1. The hound of the Baskervilles
Sherlock Holmes catches the hound inside 10 minutes by luring him with a jumbo bag of doggie treats.


2. Halloween
Don’t those people get it? After 11 films you’d think they would have learnt to leave town on 31st October.


3. Gone with the Wind
Rhett Butler has been fighting in the Civil War. Good rations were hard to come by and he’s been living off beans and coffee for months.  He returns home with severe flatulence. Maybe Scarlett O’Hara won’t notice, as long as he stays outside the chronic farting will just be ‘Gone with the Wind’.


4. Jaws
People who drop plastic in the oceans get their legs chomped off by great white sharks.


5. Titanic
Since they left port in England, the Captain has had to endure Celine Dionne wailing ‘My heart will go on’. Quite frankly it is driving him nuts – he won’t last the voyage to New York.  He sends an order to the bridge “full steam ahead due north, don’t stop until we hit something.”

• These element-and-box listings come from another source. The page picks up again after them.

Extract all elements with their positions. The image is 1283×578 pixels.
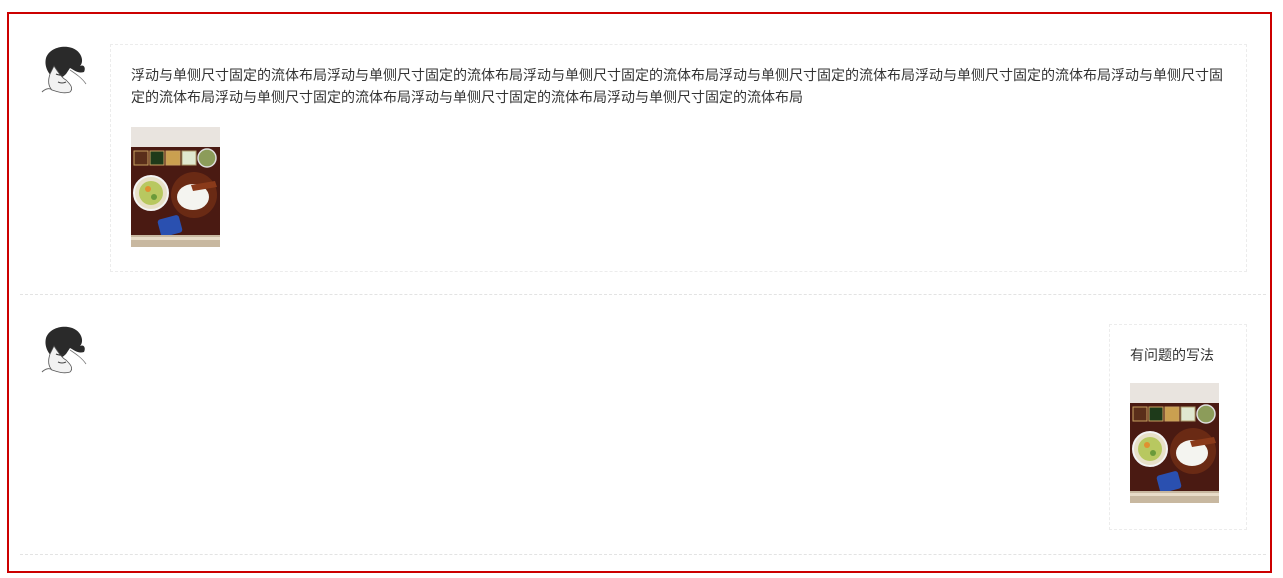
face-sketch-icon: [40, 324, 90, 374]
food-photo: [1130, 383, 1219, 503]
avatar: [40, 324, 90, 374]
avatar: [40, 44, 90, 94]
post-content-box: 有问题的写法: [1109, 324, 1247, 530]
food-photo: [131, 127, 220, 247]
face-sketch-icon: [40, 44, 90, 94]
post-row: 有问题的写法: [20, 294, 1266, 555]
post-text: 有问题的写法: [1130, 348, 1214, 364]
post-content-box: 浮动与单侧尺寸固定的流体布局浮动与单侧尺寸固定的流体布局浮动与单侧尺寸固定的流体…: [110, 44, 1247, 272]
post-row: 浮动与单侧尺寸固定的流体布局浮动与单侧尺寸固定的流体布局浮动与单侧尺寸固定的流体…: [20, 14, 1266, 295]
demo-frame: 浮动与单侧尺寸固定的流体布局浮动与单侧尺寸固定的流体布局浮动与单侧尺寸固定的流体…: [7, 12, 1272, 573]
post-text: 浮动与单侧尺寸固定的流体布局浮动与单侧尺寸固定的流体布局浮动与单侧尺寸固定的流体…: [131, 68, 1223, 106]
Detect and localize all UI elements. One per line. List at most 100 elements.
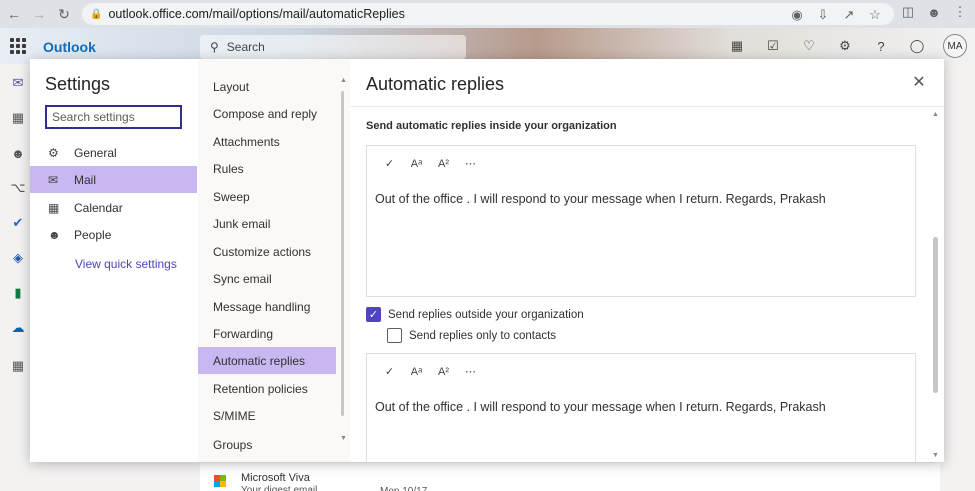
outlook-brand[interactable]: Outlook — [43, 39, 96, 55]
subitem-rules[interactable]: Rules — [198, 155, 336, 182]
subitem-smime[interactable]: S/MIME — [198, 402, 336, 429]
category-label: General — [74, 145, 117, 160]
subitem-retention-policies[interactable]: Retention policies — [198, 375, 336, 402]
inside-org-label: Send automatic replies inside your organ… — [366, 120, 617, 132]
nav-scrollbar[interactable] — [341, 91, 344, 416]
mail-date: Mon 10/17 — [380, 486, 427, 491]
settings-dialog: Settings ⚙ General ✉ Mail ▦ Calendar ☻ P… — [30, 59, 944, 462]
mail-icon[interactable]: ✉ — [9, 74, 27, 92]
people-icon[interactable]: ☻ — [9, 144, 27, 162]
scroll-down-icon[interactable]: ▼ — [340, 435, 347, 442]
microsoft-logo-icon — [214, 475, 226, 487]
scroll-up-icon[interactable]: ▲ — [340, 77, 347, 84]
subitem-sweep[interactable]: Sweep — [198, 183, 336, 210]
superscript-icon[interactable]: A² — [436, 364, 451, 379]
close-icon[interactable]: ✕ — [910, 73, 928, 91]
bookings-icon[interactable]: ▮ — [9, 284, 27, 302]
url-text: outlook.office.com/mail/options/mail/aut… — [108, 7, 405, 21]
outlook-search[interactable]: ⚲ Search — [200, 35, 466, 59]
category-general[interactable]: ⚙ General — [30, 139, 197, 166]
format-painter-icon[interactable]: ✓ — [382, 364, 397, 379]
category-label: People — [74, 227, 112, 242]
category-mail[interactable]: ✉ Mail — [30, 166, 197, 193]
subitem-attachments[interactable]: Attachments — [198, 128, 336, 155]
app-launcher-icon[interactable] — [10, 38, 26, 54]
mail-sender: Microsoft Viva — [241, 472, 310, 484]
contacts-only-option[interactable]: Send replies only to contacts — [387, 328, 556, 343]
attach-icon[interactable]: ⌥ — [9, 179, 27, 197]
calendar-icon[interactable]: ▦ — [9, 109, 27, 127]
my-day-icon[interactable]: ☑ — [763, 36, 783, 56]
category-calendar[interactable]: ▦ Calendar — [30, 194, 197, 221]
side-panel-icon[interactable]: ◫ — [899, 3, 917, 21]
editor-toolbar: ✓ Aᵃ A² ⋯ — [382, 156, 478, 171]
superscript-icon[interactable]: A² — [436, 156, 451, 171]
calendar-icon: ▦ — [48, 200, 60, 215]
contacts-only-label: Send replies only to contacts — [409, 329, 557, 342]
editor-toolbar: ✓ Aᵃ A² ⋯ — [382, 364, 478, 379]
category-label: Calendar — [74, 200, 123, 215]
view-quick-settings-link[interactable]: View quick settings — [75, 257, 177, 271]
office-icon[interactable]: ▦ — [727, 36, 747, 56]
automatic-replies-pane: Automatic replies ✕ Send automatic repli… — [350, 59, 944, 462]
mail-icon: ✉ — [48, 172, 59, 187]
inside-reply-text[interactable]: Out of the office . I will respond to yo… — [375, 192, 826, 206]
gear-icon[interactable]: ⚙ — [835, 36, 855, 56]
onedrive-icon[interactable]: ☁ — [9, 319, 27, 337]
profile-icon[interactable]: ☻ — [925, 3, 943, 21]
category-people[interactable]: ☻ People — [30, 221, 197, 248]
gear-icon: ⚙ — [48, 145, 59, 160]
subitem-junk-email[interactable]: Junk email — [198, 210, 336, 237]
back-icon[interactable]: ← — [3, 3, 25, 25]
font-size-icon[interactable]: Aᵃ — [409, 156, 424, 171]
star-icon[interactable]: ☆ — [866, 6, 884, 24]
outside-org-option[interactable]: ✓ Send replies outside your organization — [366, 307, 584, 322]
settings-title: Settings — [45, 74, 111, 94]
more-apps-icon[interactable]: ▦ — [9, 357, 27, 375]
more-options-icon[interactable]: ⋯ — [463, 364, 478, 379]
subitem-message-handling[interactable]: Message handling — [198, 293, 336, 320]
outside-org-label: Send replies outside your organization — [388, 308, 584, 321]
more-options-icon[interactable]: ⋯ — [463, 156, 478, 171]
bell-icon[interactable]: ♡ — [799, 36, 819, 56]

6. Star Wars III – closing scene when Darth Vader lays dying;
Vader  “Luke, there is something I must tell you”.
Luke “I know, you are my father”.
Vader “That’s what I thought. But I have now discovered the truth. I was away from home a lot before you were born, despatching enemies with my light sabre. Your father was actually the milkman”.
Luke “But I am destined to learn the ways of the Jedi”.
Vader “Obi Wan was wrong, he should have sent you to the Dairy to learn your apprenticeship”.


7. American Pie
Great film, but what a terrible waste of a pie.


8. Layer Cake
This film was released under false pretences. Daisy watched the whole thing and didn’t see a single slice of cake.


9. Driving Miss Daisy
Not seen the film but this sounds perfect, her own chauffeur driven ride to the park.


10. Jurassic Park
Daisy doesn’t want to be a lurcher anymore, she wants to be a velociraptor.